Managing your workforce - Understanding what certifications and skills you have in the business
The next question most organizations are looking to answer to better understand their skills intelligence is “What certifications do we already have in our business today, who has these certifications and how utilized are our skills?” Simple questions, but often we find there is no central collection mechanism where employees or employers can go to find this single source of truth.
Certification data comes from HR systems, the vendor organizations that set the certification programs and CV’s, quite often coming from up to 30 sources in which the data is inconsistent and often incomplete. Certification data is held in spreadsheets within different departments and are inconsistently maintained. This means they are rarely up-to-date, making it hard to get a quick view on the skills within an organization.
Why is this important?
· Organizations typically only know 50% of the certifications their employees hold
· These organizations may not be bidding for business because they don’t think they have the skills.
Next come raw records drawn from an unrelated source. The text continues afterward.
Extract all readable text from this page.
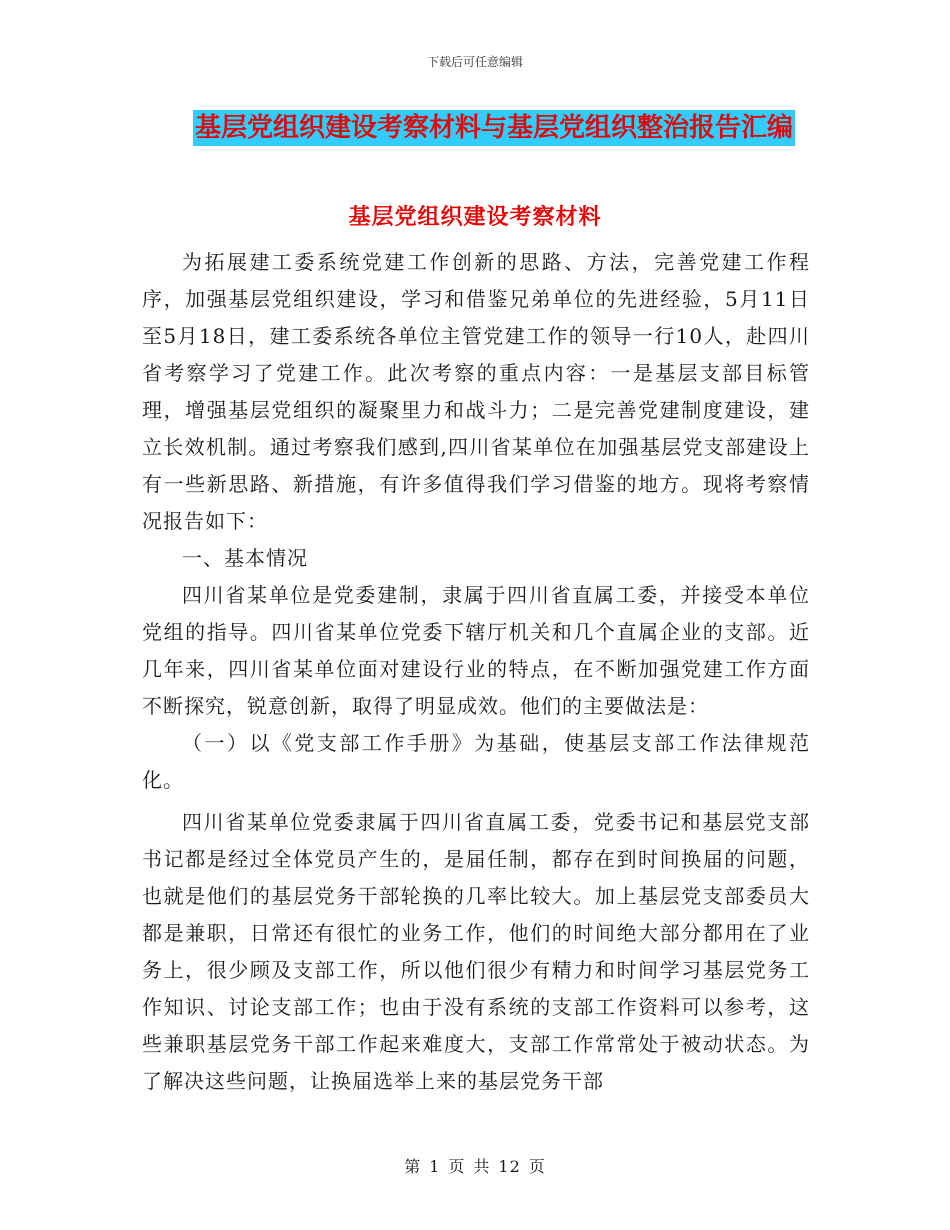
下载后可任意编辑
基层党组织建设考察材料与基层党组织整治报告汇编
基层党组织建设考察材料

为拓展建工委系统党建工作创新的思路、方法，完善党建工作程序，加强基层党组织建设，学习和借鉴兄弟单位的先进经验，5月11日至5月18日，建工委系统各单位主管党建工作的领导一行10人，赴四川省考察学习了党建工作。此次考察的重点内容：一是基层支部目标管理，增强基层党组织的凝聚里力和战斗力；二是完善党建制度建设，建立长效机制。通过考察我们感到,四川省某单位在加强基层党支部建设上有一些新思路、新措施，有许多值得我们学习借鉴的地方。现将考察情况报告如下：

一、基本情况

四川省某单位是党委建制，隶属于四川省直属工委，并接受本单位党组的指导。四川省某单位党委下辖厅机关和几个直属企业的支部。近几年来，四川省某单位面对建设行业的特点，在不断加强党建工作方面不断探究，锐意创新，取得了明显成效。他们的主要做法是：

（一）以《党支部工作手册》为基础，使基层支部工作法律规范化。

四川省某单位党委隶属于四川省直属工委，党委书记和基层党支部书记都是经过全体党员产生的，是届任制，都存在到时间换届的问题，也就是他们的基层党务干部轮换的几率比较大。加上基层党支部委员大都是兼职，日常还有很忙的业务工作，他们的时间绝大部分都用在了业务上，很少顾及支部工作，所以他们很少有精力和时间学习基层党务工作知识、讨论支部工作；也由于没有系统的支部工作资料可以参考，这些兼职基层党务干部工作起来难度大，支部工作常常处于被动状态。为了解决这些问题，让换届选举上来的基层党务干部

第 1 页 共 12 页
· They may not be projecting their true capabilities to customers and partners potentially opening the door to competitors
· They are spending money on training when they already have the skills internally
So how do companies solve this underlying problem? Organizations need a single source of truth to manage their certifications that is always current and comprehensive. Such a solution also needs to get validated certification data from their employees, who know more about their qualifications than anyone.
All this sounds relatively straight forward, but when you consider the size and complexity of the data it is harder than it at first appears. There needs to be an easily configurable, on-demand way of reporting skills certification, capacity planning and strategy resource that enables companies to compare what they have versus what they think they need to grow the business. This is where our solution V6 ProFusion enables businesses to manage and track all their employees’ IT certifications across over 450 vendors in a single software platform. It uses a database of IT skills intelligence to provide a true understanding of an employees’ capabilities and how they can support new and existing projects, clients and the overall business strategy.
These insights are essential to helping organizations not only overcome the skills shortage but to grow their businesses by using a platform to efficiently and effectively manage, support, and develop vital talent resources, for both the organization and the employee’s benefit. Today, a clear and comprehensive view of the breadth and depth of the existing skills within a business is critical to its success. If businesses don’t have the right data, all they can do is guess. But do they really want to bet their business growth and future aspirations on guesswork?